Desde o início da ação criminal, duas testemunhas desistiram de depor; uma delas foi morta. O empresário do ramo madeireiro Alex Gimenes Garcia foi assassinado no dia 28 de julho do ano passado com 13 tiros à queima-roupa, na cidade de Ariquemes (RO). O depoimento de Garcia havia apontado que madeireiros da região sabiam do crime 50 dias antes de ter sido cometido.
A Secretaria de Estado de Assistência Social e Cidadania do Governo de Mato Grosso afirmou, em nota, que não pode informar se as vítimas citadas na reportagem estão ou estavam sob os cuidados de algum programa de proteção às testemunhas porque se trata de um assunto sigiloso.
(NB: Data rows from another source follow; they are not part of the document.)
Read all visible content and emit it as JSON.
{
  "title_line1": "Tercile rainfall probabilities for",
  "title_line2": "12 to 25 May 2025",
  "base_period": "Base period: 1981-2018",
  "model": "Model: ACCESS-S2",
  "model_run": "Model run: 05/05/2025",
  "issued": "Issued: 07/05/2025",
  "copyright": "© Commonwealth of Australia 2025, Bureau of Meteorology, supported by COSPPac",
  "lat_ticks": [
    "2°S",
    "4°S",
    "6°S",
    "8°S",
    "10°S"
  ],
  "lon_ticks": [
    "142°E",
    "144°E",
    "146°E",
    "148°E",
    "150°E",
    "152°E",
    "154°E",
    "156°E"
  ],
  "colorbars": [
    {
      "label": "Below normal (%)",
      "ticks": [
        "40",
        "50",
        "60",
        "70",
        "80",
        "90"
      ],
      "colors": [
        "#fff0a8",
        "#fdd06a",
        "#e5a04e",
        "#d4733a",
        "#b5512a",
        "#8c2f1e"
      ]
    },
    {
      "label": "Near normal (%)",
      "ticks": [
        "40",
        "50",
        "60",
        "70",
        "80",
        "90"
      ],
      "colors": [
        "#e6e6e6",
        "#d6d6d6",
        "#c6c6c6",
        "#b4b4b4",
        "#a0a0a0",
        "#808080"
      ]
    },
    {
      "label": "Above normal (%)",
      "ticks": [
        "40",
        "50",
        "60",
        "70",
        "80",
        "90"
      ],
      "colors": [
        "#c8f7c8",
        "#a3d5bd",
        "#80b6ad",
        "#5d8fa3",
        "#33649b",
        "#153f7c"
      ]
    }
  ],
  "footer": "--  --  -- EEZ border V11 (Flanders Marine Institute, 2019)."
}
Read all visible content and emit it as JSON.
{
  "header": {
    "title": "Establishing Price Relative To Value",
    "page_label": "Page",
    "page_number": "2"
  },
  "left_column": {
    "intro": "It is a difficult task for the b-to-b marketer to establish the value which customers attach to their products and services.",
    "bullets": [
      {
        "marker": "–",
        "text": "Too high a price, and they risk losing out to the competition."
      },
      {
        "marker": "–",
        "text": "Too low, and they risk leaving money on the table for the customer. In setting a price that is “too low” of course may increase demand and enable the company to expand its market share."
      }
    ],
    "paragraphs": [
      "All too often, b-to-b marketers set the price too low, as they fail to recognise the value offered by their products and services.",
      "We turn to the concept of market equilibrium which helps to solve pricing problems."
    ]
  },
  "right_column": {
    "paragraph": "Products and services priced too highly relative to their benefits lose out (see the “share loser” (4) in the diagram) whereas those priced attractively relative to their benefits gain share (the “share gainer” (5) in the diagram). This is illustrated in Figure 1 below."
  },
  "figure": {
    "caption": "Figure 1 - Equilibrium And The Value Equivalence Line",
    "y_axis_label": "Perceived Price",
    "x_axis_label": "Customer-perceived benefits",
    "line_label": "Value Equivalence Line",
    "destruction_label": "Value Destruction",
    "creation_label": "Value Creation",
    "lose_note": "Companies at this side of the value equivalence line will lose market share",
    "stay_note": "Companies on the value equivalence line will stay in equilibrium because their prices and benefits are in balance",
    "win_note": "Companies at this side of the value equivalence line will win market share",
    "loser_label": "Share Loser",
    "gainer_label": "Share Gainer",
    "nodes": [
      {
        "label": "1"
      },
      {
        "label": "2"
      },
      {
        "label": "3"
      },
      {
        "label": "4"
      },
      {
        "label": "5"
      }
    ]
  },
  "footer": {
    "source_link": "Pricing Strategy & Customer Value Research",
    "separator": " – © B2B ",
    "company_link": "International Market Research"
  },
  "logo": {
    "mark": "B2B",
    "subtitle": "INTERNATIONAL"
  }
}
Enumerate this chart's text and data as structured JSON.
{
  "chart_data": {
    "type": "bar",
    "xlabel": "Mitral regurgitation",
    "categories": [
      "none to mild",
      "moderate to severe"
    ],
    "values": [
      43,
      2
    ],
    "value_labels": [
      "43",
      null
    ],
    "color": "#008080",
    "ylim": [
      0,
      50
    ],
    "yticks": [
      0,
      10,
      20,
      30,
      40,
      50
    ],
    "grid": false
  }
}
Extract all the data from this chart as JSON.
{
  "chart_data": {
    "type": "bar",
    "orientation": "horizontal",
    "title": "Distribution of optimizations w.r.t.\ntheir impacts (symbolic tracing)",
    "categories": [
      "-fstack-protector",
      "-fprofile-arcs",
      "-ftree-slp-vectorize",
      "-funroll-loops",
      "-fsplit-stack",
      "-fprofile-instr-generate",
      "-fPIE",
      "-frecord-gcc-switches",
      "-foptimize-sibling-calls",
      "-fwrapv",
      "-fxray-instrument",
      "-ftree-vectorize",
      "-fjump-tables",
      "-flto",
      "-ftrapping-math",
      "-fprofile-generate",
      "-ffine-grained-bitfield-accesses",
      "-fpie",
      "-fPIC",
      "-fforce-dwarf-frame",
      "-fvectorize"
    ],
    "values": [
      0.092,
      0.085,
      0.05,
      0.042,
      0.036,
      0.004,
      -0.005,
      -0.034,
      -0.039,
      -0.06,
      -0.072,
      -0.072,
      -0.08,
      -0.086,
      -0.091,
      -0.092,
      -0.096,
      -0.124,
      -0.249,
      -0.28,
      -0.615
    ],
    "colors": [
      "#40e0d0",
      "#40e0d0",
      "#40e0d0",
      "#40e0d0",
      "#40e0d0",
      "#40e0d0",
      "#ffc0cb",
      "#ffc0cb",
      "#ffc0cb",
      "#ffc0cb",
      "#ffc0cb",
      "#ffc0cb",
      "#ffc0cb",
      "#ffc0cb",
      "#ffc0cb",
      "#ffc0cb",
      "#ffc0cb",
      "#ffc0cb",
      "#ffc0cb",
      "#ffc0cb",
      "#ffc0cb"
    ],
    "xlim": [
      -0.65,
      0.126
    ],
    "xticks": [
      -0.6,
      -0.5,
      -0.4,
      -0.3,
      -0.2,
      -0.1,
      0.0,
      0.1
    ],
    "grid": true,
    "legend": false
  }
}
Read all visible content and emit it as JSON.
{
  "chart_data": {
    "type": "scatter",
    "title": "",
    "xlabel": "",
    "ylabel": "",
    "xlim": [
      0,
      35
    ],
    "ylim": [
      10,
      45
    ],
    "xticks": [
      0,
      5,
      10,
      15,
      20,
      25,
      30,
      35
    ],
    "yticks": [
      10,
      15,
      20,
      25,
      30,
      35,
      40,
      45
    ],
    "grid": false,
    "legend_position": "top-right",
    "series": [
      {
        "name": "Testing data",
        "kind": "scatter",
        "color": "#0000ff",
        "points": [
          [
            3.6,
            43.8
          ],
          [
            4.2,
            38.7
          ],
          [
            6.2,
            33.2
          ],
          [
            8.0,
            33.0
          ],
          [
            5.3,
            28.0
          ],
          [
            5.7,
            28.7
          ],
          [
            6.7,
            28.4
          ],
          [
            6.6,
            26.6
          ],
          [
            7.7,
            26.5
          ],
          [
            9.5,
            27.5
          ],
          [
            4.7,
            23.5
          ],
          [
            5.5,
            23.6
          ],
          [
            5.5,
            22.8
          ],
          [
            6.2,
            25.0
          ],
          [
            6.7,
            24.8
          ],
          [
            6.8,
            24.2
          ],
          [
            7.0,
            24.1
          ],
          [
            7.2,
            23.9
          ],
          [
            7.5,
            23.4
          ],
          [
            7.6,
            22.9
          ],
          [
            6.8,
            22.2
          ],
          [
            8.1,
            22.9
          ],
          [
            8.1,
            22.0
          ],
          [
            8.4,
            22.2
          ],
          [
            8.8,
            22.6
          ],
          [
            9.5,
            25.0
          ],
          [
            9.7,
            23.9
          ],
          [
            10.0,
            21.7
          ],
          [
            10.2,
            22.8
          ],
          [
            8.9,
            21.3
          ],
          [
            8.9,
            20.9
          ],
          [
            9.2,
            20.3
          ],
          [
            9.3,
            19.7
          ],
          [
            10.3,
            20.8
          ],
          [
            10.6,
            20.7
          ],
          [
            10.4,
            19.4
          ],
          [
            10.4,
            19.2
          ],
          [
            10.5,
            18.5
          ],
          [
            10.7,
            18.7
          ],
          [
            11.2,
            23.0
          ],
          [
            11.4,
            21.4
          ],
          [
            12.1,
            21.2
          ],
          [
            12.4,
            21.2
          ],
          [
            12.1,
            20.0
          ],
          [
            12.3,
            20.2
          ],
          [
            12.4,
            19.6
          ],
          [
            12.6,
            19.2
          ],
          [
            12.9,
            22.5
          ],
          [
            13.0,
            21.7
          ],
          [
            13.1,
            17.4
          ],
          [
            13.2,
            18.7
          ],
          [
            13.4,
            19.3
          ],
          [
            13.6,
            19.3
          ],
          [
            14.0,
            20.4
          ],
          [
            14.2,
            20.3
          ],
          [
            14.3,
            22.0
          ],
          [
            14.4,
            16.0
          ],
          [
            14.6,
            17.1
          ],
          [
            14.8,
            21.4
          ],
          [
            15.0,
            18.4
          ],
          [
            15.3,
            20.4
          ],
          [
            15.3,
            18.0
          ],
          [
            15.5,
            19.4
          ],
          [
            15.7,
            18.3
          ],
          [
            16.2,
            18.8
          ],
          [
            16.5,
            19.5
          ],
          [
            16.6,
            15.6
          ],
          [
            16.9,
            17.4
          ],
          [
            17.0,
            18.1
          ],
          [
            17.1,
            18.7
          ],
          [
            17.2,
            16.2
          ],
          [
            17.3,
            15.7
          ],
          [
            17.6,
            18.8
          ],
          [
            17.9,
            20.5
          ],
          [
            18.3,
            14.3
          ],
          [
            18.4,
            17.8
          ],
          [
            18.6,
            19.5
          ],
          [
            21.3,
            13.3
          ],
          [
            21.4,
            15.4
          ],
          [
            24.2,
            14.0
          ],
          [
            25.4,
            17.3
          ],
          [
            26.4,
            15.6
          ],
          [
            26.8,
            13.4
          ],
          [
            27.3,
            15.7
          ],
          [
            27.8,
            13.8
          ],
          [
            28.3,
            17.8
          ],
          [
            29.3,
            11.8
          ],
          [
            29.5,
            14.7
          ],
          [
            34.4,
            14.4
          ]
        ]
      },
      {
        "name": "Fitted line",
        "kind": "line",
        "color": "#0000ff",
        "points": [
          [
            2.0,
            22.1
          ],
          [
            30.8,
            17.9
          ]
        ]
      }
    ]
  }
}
A Polícia Civil de Mato Grosso informou que as buscas pelo mandante da chacina de Colniza não terminaram e são realizadas em parceria com policiais de Rondônia.
AS VÍTIMAS
Sebastião de Souza, 57
Pastor da Assembleia de Deus em Guatá, distrito de Colniza a cerca de 140 km de Taquaruçu do Norte. Era um dos posseiros da linha (picada) 15, alvo de disputa. Sua casa no local já havia sido incendiada em 2014. Foi encontrado com um facão enterrado na nuca.
Fábio dos Santos, 37
Trabalhava principalmente como pedreiro. Foi contratado pelo pastor Sebastião de Souza para limpar o terreno —o dia de trabalho custa cerca de R$ 55 na região. Morava em uma vila próxima e não tinha terras. Evangélico da Assembleia de Deus, deixou quatro filhos.
Ezequias de Oliveira, 26
Posseiro, tinha um lote fora da área em disputa e estava no local trabalhando como diarista. Fiel da Assembleia de Deus.
Edison Antunes, 32
Outro posseiro que estava no local contratado como diarista. Era diácono da Assembleia de Deus. Tinha quatro filhos.
Aldo Carlini, 50
Um dos que estavam no local trabalhando como diarista. Seu lote está fora da área em conflito.
Samuel da Cunha, 23
Recém-chegado de Nova Brasilândia (RO), estava no local como diarista e também tinha lote fora da linha 15.
Valmir do Nascimento, 55
Um dos três mortos que tinham lote na linha 15, área do assentamento em disputa. Foi encontrado com as mãos amarradas para trás. Tinha dois filhos.
Izaul dos Santos, 50
Posseiro da linha 15. Respondia a um processo por homicídio simples. Seu filho e sua nora são dois dos quatro que estavam na área da chacina e conseguiram fugir.
Francisco da Silva, 56
Também estava no local como diarista. Em agosto de 2015, foi multado em R$ 115 mil pelo Ibama por ter desmatado ilegalmente 22 hectares de floresta.